Además de ser directa, Paquita Salas es ocurrente y hábil en los diálogos. Casi todos los personajes – los principales y las colaboraciones – están contenidos, metidos en el contexto y no patinan ni resultan chirriantes. Por ejemplo, el anteriormente citado Andrés Pajares, o Lydia Bosch que interpreta a la tía Alicia – sí, la de Médico de familia – que lee el cuento de ‘Paquita Salas’ al comienzo de la segunda temporada, y que posiblemente también sea de las mejores actuaciones de la carrera de la actriz de televisión más mediática en la España de los noventa.
Dentro de esa frenética euforia también aparecen a lo largo de la serie con actuaciones interesantes: Belinda Washington, Ana Obregón, Miriam Díaz Aroca, Antonio Resines o Ignatius Farray. Casi todos sin desentonar. Actores y actrices que se interpretan a sí mismos, o a un personaje (increíble la Noemí de Yolanda Ramos en la segunda temporada: desparpajo y casticismo), pero siempre en las últimas u olvidado, y que se suman a una atmósfera amateur, de no haber nadie al volante, y que imprimen esa pátina de oscuridad y decadencia que es el mayor acierto de la serie. Pero a la vez uno de los conflictos que pueden echar para atrás a aquellos espectadores no versados en el humor negro, en la mala leche, en provocar la risa a través de la incomodidad o el ridículo.
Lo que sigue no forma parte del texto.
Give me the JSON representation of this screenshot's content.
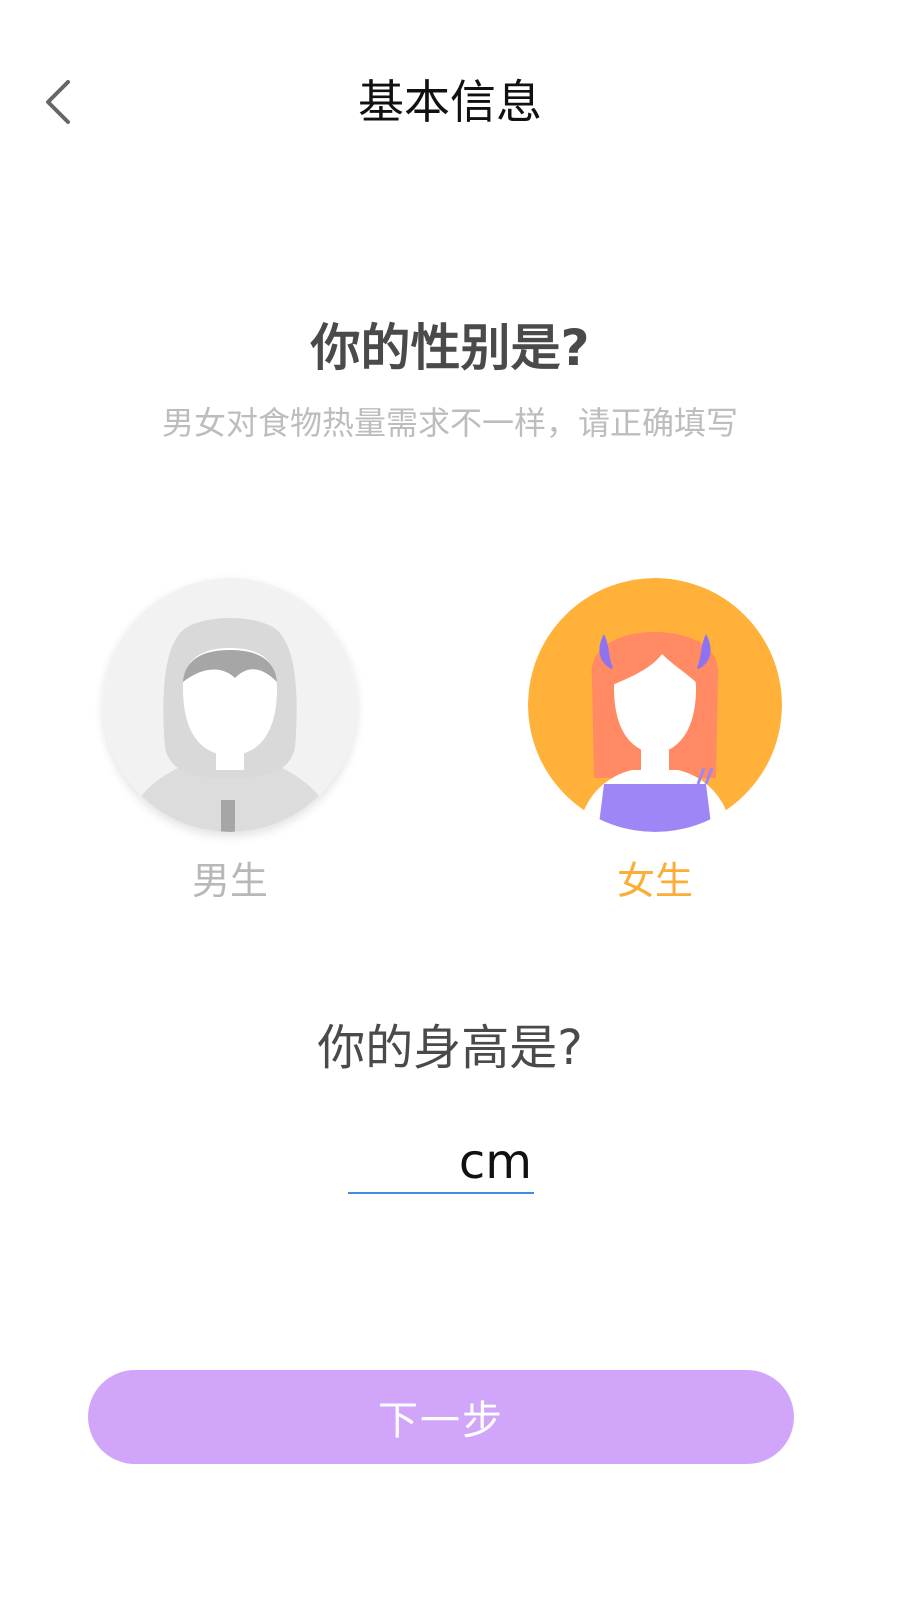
{
  "header": {
    "back_icon": "chevron-left-icon",
    "title": "基本信息"
  },
  "gender": {
    "title": "你的性别是?",
    "subtitle": "男女对食物热量需求不一样，请正确填写",
    "selected": "female",
    "options": [
      {
        "id": "male",
        "label": "男生",
        "avatar_icon": "male-avatar-icon"
      },
      {
        "id": "female",
        "label": "女生",
        "avatar_icon": "female-avatar-icon"
      }
    ],
    "colors": {
      "selected_label": "#fbad36",
      "unselected_label": "#b8b8b8",
      "female_avatar_bg": "#ffb13a",
      "male_avatar_bg": "#f2f2f2"
    }
  },
  "height": {
    "title": "你的身高是?",
    "value": "",
    "placeholder": "",
    "unit": "cm",
    "underline_color": "#3a8ee6"
  },
  "footer": {
    "next_label": "下一步",
    "button_color": "#d1a6fa"
  }
}
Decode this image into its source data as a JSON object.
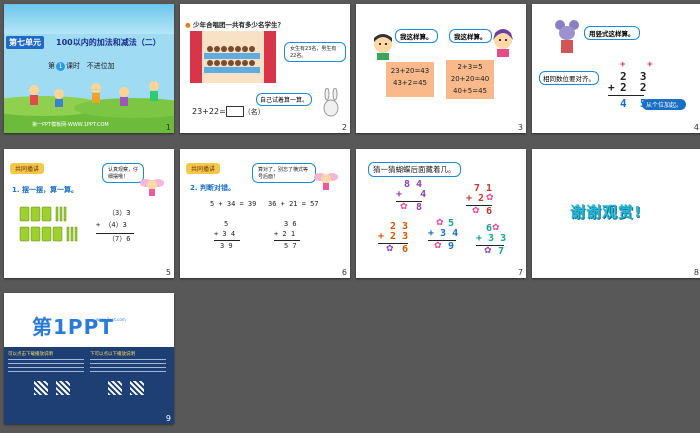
{
  "slides": [
    {
      "number": "1",
      "unit": "第七单元",
      "title": "100以内的加法和减法（二）",
      "lesson_prefix": "第",
      "lesson_num": "1",
      "lesson_suffix": "课时",
      "lesson_topic": "不进位加",
      "footer": "第一PPT模板网-WWW.1PPT.COM"
    },
    {
      "number": "2",
      "question": "少年合唱团一共有多少名学生？",
      "speech": "女生有23名，男生有22名。",
      "equation": "23+22=",
      "unit_label": "（名）",
      "try_label": "自己试着算一算。"
    },
    {
      "number": "3",
      "left_bubble": "我这样算。",
      "right_bubble": "我这样算。",
      "left_box": [
        "23+20=43",
        "43+2=45"
      ],
      "right_box": [
        "2+3=5",
        "20+20=40",
        "40+5=45"
      ]
    },
    {
      "number": "4",
      "bubble_top": "用竖式这样算。",
      "bubble_mid": "相同数位要对齐。",
      "bubble_bottom": "从个位加起。",
      "plus_top": "+",
      "plus_top2": "+",
      "row1": "2  3",
      "sign": "+",
      "row2": "2  2",
      "row3": "4  5"
    },
    {
      "number": "5",
      "tag": "共同播讲",
      "heading": "1. 摆一摆，算一算。",
      "bubble": "认真观察，仔细摆哦！",
      "lines": [
        "（3）3",
        "+ （4）3",
        "（7）6"
      ]
    },
    {
      "number": "6",
      "tag": "共同播讲",
      "heading": "2. 判断对错。",
      "bubble": "算对了，别忘了横式等号后面！",
      "eq1": "5 + 34 = 39",
      "eq2": "36 + 21 = 57",
      "col1": [
        "5",
        "+ 3 4",
        "3 9"
      ],
      "col2": [
        "3 6",
        "+ 2 1",
        "5 7"
      ]
    },
    {
      "number": "7",
      "heading": "猜一猜蝴蝶后面藏着几。",
      "p1": [
        "8 4",
        "+   4",
        "  8"
      ],
      "p2": [
        "7 1",
        "+ 2",
        "  6"
      ],
      "p3": [
        "2 3",
        "+ 2 3",
        "  6"
      ],
      "p4": [
        "  5",
        "+ 3 4",
        "  9"
      ],
      "p5": [
        "6",
        "+ 3 3",
        "  7"
      ]
    },
    {
      "number": "8",
      "thanks": "谢谢观赏!"
    },
    {
      "number": "9",
      "logo": "第1PPT",
      "logo_sub": "www.1ppt.com",
      "info_left": "可以点击下载播放说明",
      "info_right": "下可以点以下播放说明"
    }
  ],
  "colors": {
    "bg": "#585858",
    "blue": "#1a6fc4",
    "orange": "#f9b98a",
    "teal": "#2ab8d6"
  }
}
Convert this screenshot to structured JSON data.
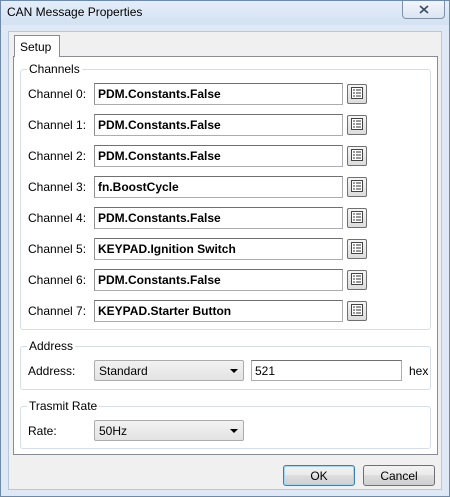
{
  "window": {
    "title": "CAN Message Properties",
    "close_icon": "close-icon"
  },
  "tabs": [
    {
      "label": "Setup",
      "selected": true
    }
  ],
  "channels": {
    "label": "Channels",
    "items": [
      {
        "label": "Channel 0:",
        "value": "PDM.Constants.False"
      },
      {
        "label": "Channel 1:",
        "value": "PDM.Constants.False"
      },
      {
        "label": "Channel 2:",
        "value": "PDM.Constants.False"
      },
      {
        "label": "Channel 3:",
        "value": "fn.BoostCycle"
      },
      {
        "label": "Channel 4:",
        "value": "PDM.Constants.False"
      },
      {
        "label": "Channel 5:",
        "value": "KEYPAD.Ignition Switch"
      },
      {
        "label": "Channel 6:",
        "value": "PDM.Constants.False"
      },
      {
        "label": "Channel 7:",
        "value": "KEYPAD.Starter Button"
      }
    ],
    "picker_icon": "list-picker-icon"
  },
  "address": {
    "label": "Address",
    "field_label": "Address:",
    "type_selected": "Standard",
    "value": "521",
    "suffix": "hex"
  },
  "transmit_rate": {
    "label": "Trasmit Rate",
    "field_label": "Rate:",
    "selected": "50Hz"
  },
  "buttons": {
    "ok": "OK",
    "cancel": "Cancel"
  }
}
Y con todo esto aún Paquita Salas no es la mejor serie. Tampoco es que debiera haber un ranking. Pero no lo es porque, una vez planteado el grueso de la imaginería personal de los creadores – que ya lo hicieron en La llamada y que cuentan aquí con un reparto similar al del musical o la película –, una vez expuestas las formas heterodoxas del humor actual, el final de cada capítulo es buenista, es adorable, invita a la melancolía de la forma más tosca. Paquita Salas es un corderito con piel de lobo que agacha la cabeza en lugar arramblar con todo y con todos. Amaga, pero no golpea. Provoca la sonrisa feliz, a veces la lágrima, en un espectador cuyas expectativas eran más altas: el caos total.
Paquita Salas es un pastiche que se fija en las comedias americanas del estilo (Curb your enthusiam, The Office, la americana; Sarah Silverman, sin gamberrismo), pero que hunde sus raíces en la tradición y, sobre todo, en la caspa española. Recupera actores y presenta a otros. Mezcla realidad y ficción. Es moderna y demodé al mismo tiempo. Y además, tras esa capa de amateurismo preciso, es divertida y entretiene, a pesar de que los puntos de maldad, que sería lo verosímil del trasunto, son pocos y azucarados. Y si esto es así ahora, la compra de la serie por parte de Atresmedia – que ya la está difundiendo por Neox y que desarrollará la tercera temporada – incita al espectador a hacerse una pregunta: ¿dónde estará el límite? Porque Atresmedia no es una escuela de arte y ensayo, es un conglomerado de empresas cuyo fin es el rendimiento económico de sus productos. Y los parámetros de las comedias para la televisión – o melodramas con sketches – no conectan con lo que propone Paquita Salas: brevedad, concisión, crudeza, decadencia y humor heterodoxo.